I watched as Alice disappeared into the next room. I could only assume that she wanted to explain the situation to Carlisle before the introduction. But even so, she was taking much longer than expected. It was about ten whole minutes of patience and cold breezes before she appeared again. Her face was friendlier now, and rather welcoming. Surely, this must be a good sign.
"Carlisle will be with you in a minute," she grinned. Her face was as calm as breeze swooping through the doorway. "He just wanted to do something really quickly before he met you." What was so important for a vampire to do? Humanly priorities are not on his To-Do List, surely. Alice was still staring at me, almost as if she could hear me questioning to myself. I half smiled back in order ease the building tension, but it was Carlisle's sudden appearance that buried it six feet below.

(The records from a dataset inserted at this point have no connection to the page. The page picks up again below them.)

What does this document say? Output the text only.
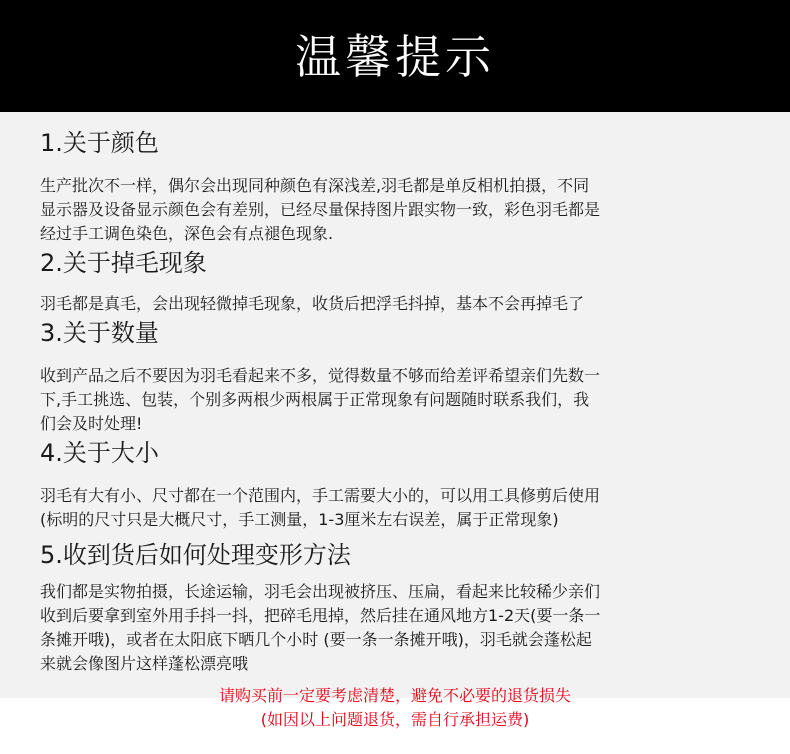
温馨提示
1.关于颜色
生产批次不一样，偶尔会出现同种颜色有深浅差,羽毛都是单反相机拍摄，不同
显示器及设备显示颜色会有差别，已经尽量保持图片跟实物一致，彩色羽毛都是
经过手工调色染色，深色会有点褪色现象.
2.关于掉毛现象
羽毛都是真毛，会出现轻微掉毛现象，收货后把浮毛抖掉，基本不会再掉毛了
3.关于数量
收到产品之后不要因为羽毛看起来不多，觉得数量不够而给差评希望亲们先数一
下,手工挑选、包装，个别多两根少两根属于正常现象有问题随时联系我们，我
们会及时处理!
4.关于大小
羽毛有大有小、尺寸都在一个范围内，手工需要大小的，可以用工具修剪后使用
(标明的尺寸只是大概尺寸，手工测量，1-3厘米左右误差，属于正常现象)
5.收到货后如何处理变形方法
我们都是实物拍摄，长途运输，羽毛会出现被挤压、压扁，看起来比较稀少亲们
收到后要拿到室外用手抖一抖，把碎毛甩掉，然后挂在通风地方1-2天(要一条一
条摊开哦)，或者在太阳底下晒几个小时 (要一条一条摊开哦)，羽毛就会蓬松起
来就会像图片这样蓬松漂亮哦
请购买前一定要考虑清楚，避免不必要的退货损失
(如因以上问题退货，需自行承担运费)
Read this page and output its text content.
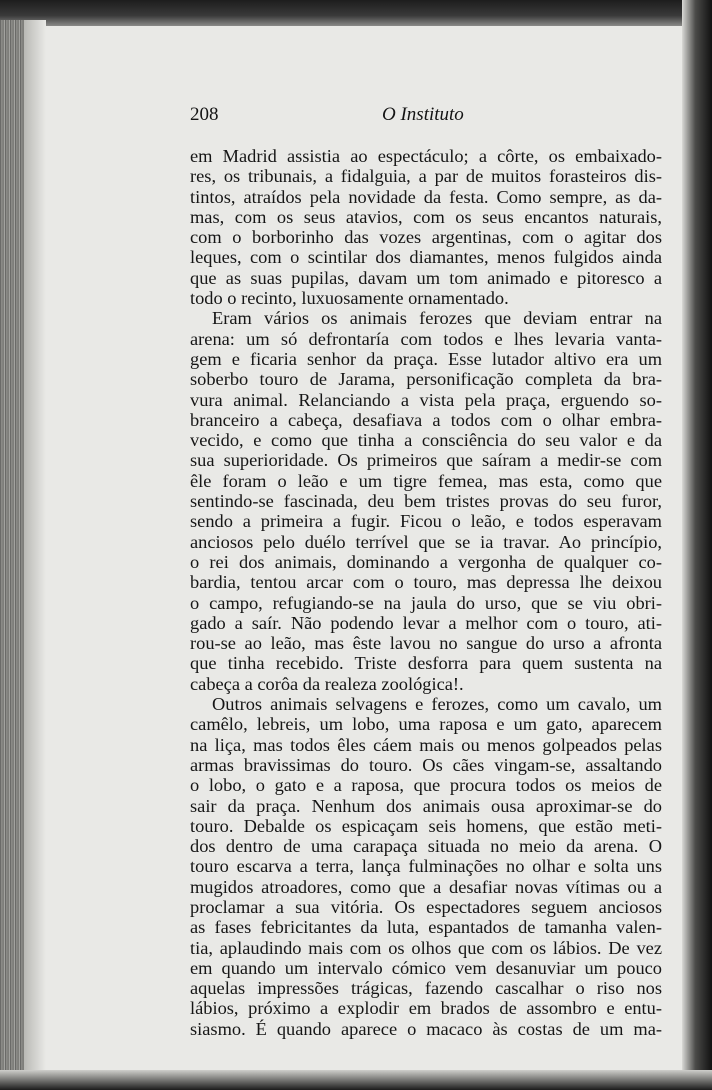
208	O Instituto

em Madrid assistia ao espectáculo; a côrte, os embaixado-
res, os tribunais, a fidalguia, a par de muitos forasteiros dis-
tintos, atraídos pela novidade da festa. Como sempre, as da-
mas, com os seus atavios, com os seus encantos naturais,
com o borborinho das vozes argentinas, com o agitar dos
leques, com o scintilar dos diamantes, menos fulgidos ainda
que as suas pupilas, davam um tom animado e pitoresco a
todo o recinto, luxuosamente ornamentado.

Eram vários os animais ferozes que deviam entrar na
arena: um só defrontaría com todos e lhes levaria vanta-
gem e ficaria senhor da praça. Esse lutador altivo era um
soberbo touro de Jarama, personificação completa da bra-
vura animal. Relanciando a vista pela praça, erguendo so-
branceiro a cabeça, desafiava a todos com o olhar embra-
vecido, e como que tinha a consciência do seu valor e da
sua superioridade. Os primeiros que saíram a medir-se com
êle foram o leão e um tigre femea, mas esta, como que
sentindo-se fascinada, deu bem tristes provas do seu furor,
sendo a primeira a fugir. Ficou o leão, e todos esperavam
anciosos pelo duélo terrível que se ia travar. Ao princípio,
o rei dos animais, dominando a vergonha de qualquer co-
bardia, tentou arcar com o touro, mas depressa lhe deixou
o campo, refugiando-se na jaula do urso, que se viu obri-
gado a saír. Não podendo levar a melhor com o touro, ati-
rou-se ao leão, mas êste lavou no sangue do urso a afronta
que tinha recebido. Triste desforra para quem sustenta na
cabeça a corôa da realeza zoológica!.

Outros animais selvagens e ferozes, como um cavalo, um
camêlo, lebreis, um lobo, uma raposa e um gato, aparecem
na liça, mas todos êles cáem mais ou menos golpeados pelas
armas bravissimas do touro. Os cães vingam-se, assaltando
o lobo, o gato e a raposa, que procura todos os meios de
sair da praça. Nenhum dos animais ousa aproximar-se do
touro. Debalde os espicaçam seis homens, que estão meti-
dos dentro de uma carapaça situada no meio da arena. O
touro escarva a terra, lança fulminações no olhar e solta uns
mugidos atroadores, como que a desafiar novas vítimas ou a
proclamar a sua vitória. Os espectadores seguem anciosos
as fases febricitantes da luta, espantados de tamanha valen-
tia, aplaudindo mais com os olhos que com os lábios. De vez
em quando um intervalo cómico vem desanuviar um pouco
aquelas impressões trágicas, fazendo cascalhar o riso nos
lábios, próximo a explodir em brados de assombro e entu-
siasmo. É quando aparece o macaco às costas de um ma-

"Hello," he nodded once in my direction; it was both a welcoming and reassuring nod, and that was an excellent indication. "As you may already know, I'm Carlisle, and this is Alice," He swiftly lifted his hand and gestured towards the tiny figure beside him. "I understand that you've come to know our way of life quite well...Where are you from, originally?" It wasn't as much an interrogation, but rather, it was a question of pure interest, and precaution.
"I was born in Western Europe, sir. Our family decided to migrate to America during the 1950's. You see, my father was a doctor, much like yourself; very wealthy, yet, extremely self-seeking. As soon as his occupation and prosperity were at the slightest of risks, he sought a new life; A better life, he called it." I chuckled to myself. "He forced my mother to surrender her title as teacher of the faith, disallowed my two older sisters to further continue their education, and prohibited me to be with the one person I truly loved," If I could cry, even only for a little while, I would have used up the chance at this very bittersweet moment. "He was a monster."
Carlisle, seeming rather phased by my tale, stood in thoughtful silence. I had much more to say, but no reason to say it, so I cast aside my riveting deliberation and stood still, waiting for some sort of obvious response. Alice, now in a more rigid state, was the first to break the silence.
"Are there more of you, then?" Her stiff pose relaxed into a slight lean towards the door. She looked around outside, almost as if she was expecting to spot the other coven.
"No, I'm on my own. I've been on my own ever since..." Thinking about it was unbearable; talking about it would surely be my end. "Ever since I left my family behind and begun travelling; living in vampiric abstinence, as I like to call it." I wasn't willing to make myself appear as a pathetic leech with a broken heart.